Links in the chain grow

It began as a permanent, reputedly hack-proof bookkeeping system to record Bitcoin transactions. But it quickly was seized upon by lawyers as a way to guarantee the authenticity of contract signatures; by medical care providers to ensure the integrity of electronic medical records; and by jewelers to prove that a particular diamond didn’t come from an African war zone, among other uses.

Now blockchains are making their way into more new areas.

For example, some day you might be turning to a blockchain to guarantee the used car you’re buying.

The nation of Belarus has hired the Estonian company HashCoins to create a blockchain-based registry not just of vehicles, but also of their parts and history. Serial numbers of engines and other parts will be stored on the blockchain so you can tell if original equipment has been replaced. The registry also would hold an indelible history of any accidents the vehicle has been involved in.

Brendan Eich, who created the programming language Javascript, is building a blockchain to clean up your Internet experiences. His blockchain is a new browser called “Brave.” It blocks ads, cookies, and other interlopers designed to track your on-line behavior. But if, for example, you choose to download music or an ad and decide you like it enough to pay for it, Brave will make sure that most of your payment goes to the musicians or product makers, not to the companies that try to litter your screen with banners and pop-ups.

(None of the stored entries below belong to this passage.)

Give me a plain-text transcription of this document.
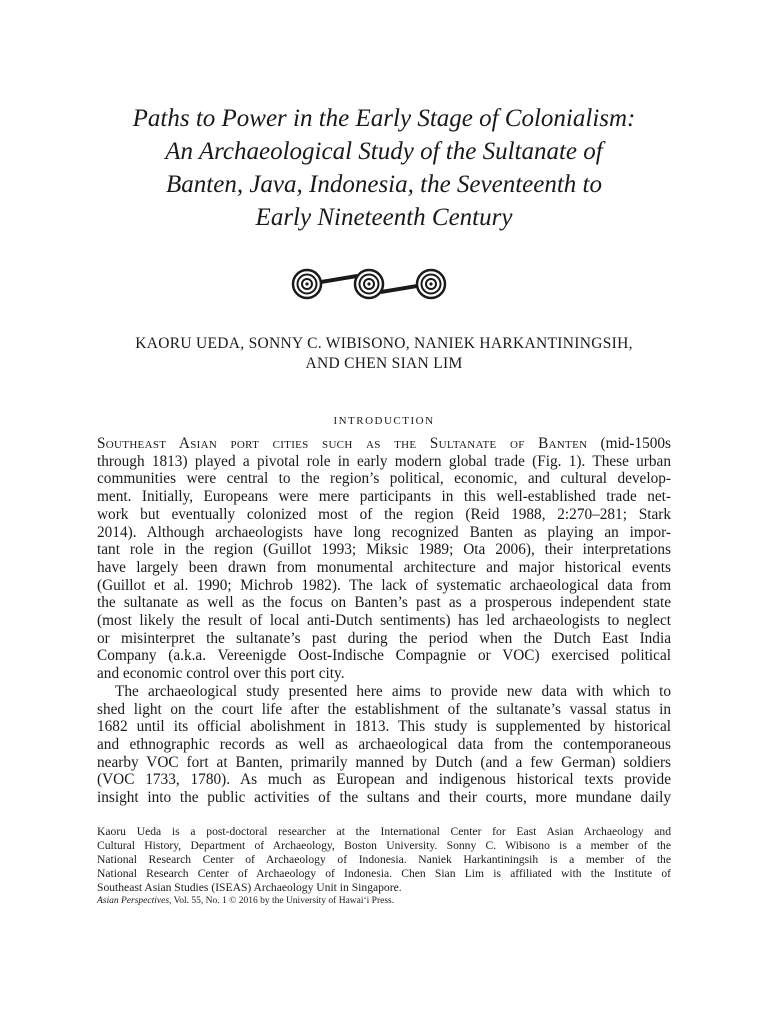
Paths to Power in the Early Stage of Colonialism:
An Archaeological Study of the Sultanate of
Banten, Java, Indonesia, the Seventeenth to
Early Nineteenth Century
KAORU UEDA, SONNY C. WIBISONO, NANIEK HARKANTININGSIH,
AND CHEN SIAN LIM
introduction

Southeast Asian port cities such as the Sultanate of Banten (mid-1500s

through 1813) played a pivotal role in early modern global trade (Fig. 1). These urban

communities were central to the region’s political, economic, and cultural develop-

ment. Initially, Europeans were mere participants in this well-established trade net-

work but eventually colonized most of the region (Reid 1988, 2:270–281; Stark

2014). Although archaeologists have long recognized Banten as playing an impor-

tant role in the region (Guillot 1993; Miksic 1989; Ota 2006), their interpretations

have largely been drawn from monumental architecture and major historical events

(Guillot et al. 1990; Michrob 1982). The lack of systematic archaeological data from

the sultanate as well as the focus on Banten’s past as a prosperous independent state

(most likely the result of local anti-Dutch sentiments) has led archaeologists to neglect

or misinterpret the sultanate’s past during the period when the Dutch East India

Company (a.k.a. Vereenigde Oost-Indische Compagnie or VOC) exercised political

and economic control over this port city.

The archaeological study presented here aims to provide new data with which to

shed light on the court life after the establishment of the sultanate’s vassal status in

1682 until its official abolishment in 1813. This study is supplemented by historical

and ethnographic records as well as archaeological data from the contemporaneous

nearby VOC fort at Banten, primarily manned by Dutch (and a few German) soldiers

(VOC 1733, 1780). As much as European and indigenous historical texts provide

insight into the public activities of the sultans and their courts, more mundane daily

Kaoru Ueda is a post-doctoral researcher at the International Center for East Asian Archaeology and

Cultural History, Department of Archaeology, Boston University. Sonny C. Wibisono is a member of the

National Research Center of Archaeology of Indonesia. Naniek Harkantiningsih is a member of the

National Research Center of Archaeology of Indonesia. Chen Sian Lim is affiliated with the Institute of

Southeast Asian Studies (ISEAS) Archaeology Unit in Singapore.

Asian Perspectives, Vol. 55, No. 1 © 2016 by the University of Hawai‘i Press.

KodakCoin, created by the camera company, is a blockchain protecting photographers’ livelihoods.

Many photographers make a portion of their incomes selling the same image several times. But, in the Internet age, it’s easy to see that image hijacked and used by someone who doesn’t pay. Picture-takers have no way to know when that happens or who to send a bill to.

The KodakCoin blockchain keeps a record of who bought rights to use a photo. It also sends bots out to find unauthorized uses of the image and helps the photographer learn who owes him money.

There’s even talk of landlords in any given area creating a blockchain to record details about tenants — who paid the rent on time or who disappeared, leaving a broken lease and trashed apartment behind.

But blockchains aren’t all about business. The Texas city of Austin is testing a blockchain that stores the identities of homeless people.

When their identity or Social Security cards are stolen or lost, people living on the streets have no way to prove who they are, leaving them unable to get needed services or to replace the missing documents. Austin’s blockchain could store a person’s photo or fingerprint to prove identity. In addition, the ledger can track the public services the person has used.

In the Middle East, the UN’s World Food Program is trying out a blockchain that lets Syrian refugees in a Jordanian camp pay for food using credits recorded in a blockchain. TJ


Think of something and you can bet that someone’s fashioning a blockchain for it.

Corporations have been slow in adopting blockchain technology, in part because it requires rethinking business models. But any process that requires the storage or transfer of information will be testing blockchains sooner or later. Not all will endure, but enough will to make blockchains a building block of the future.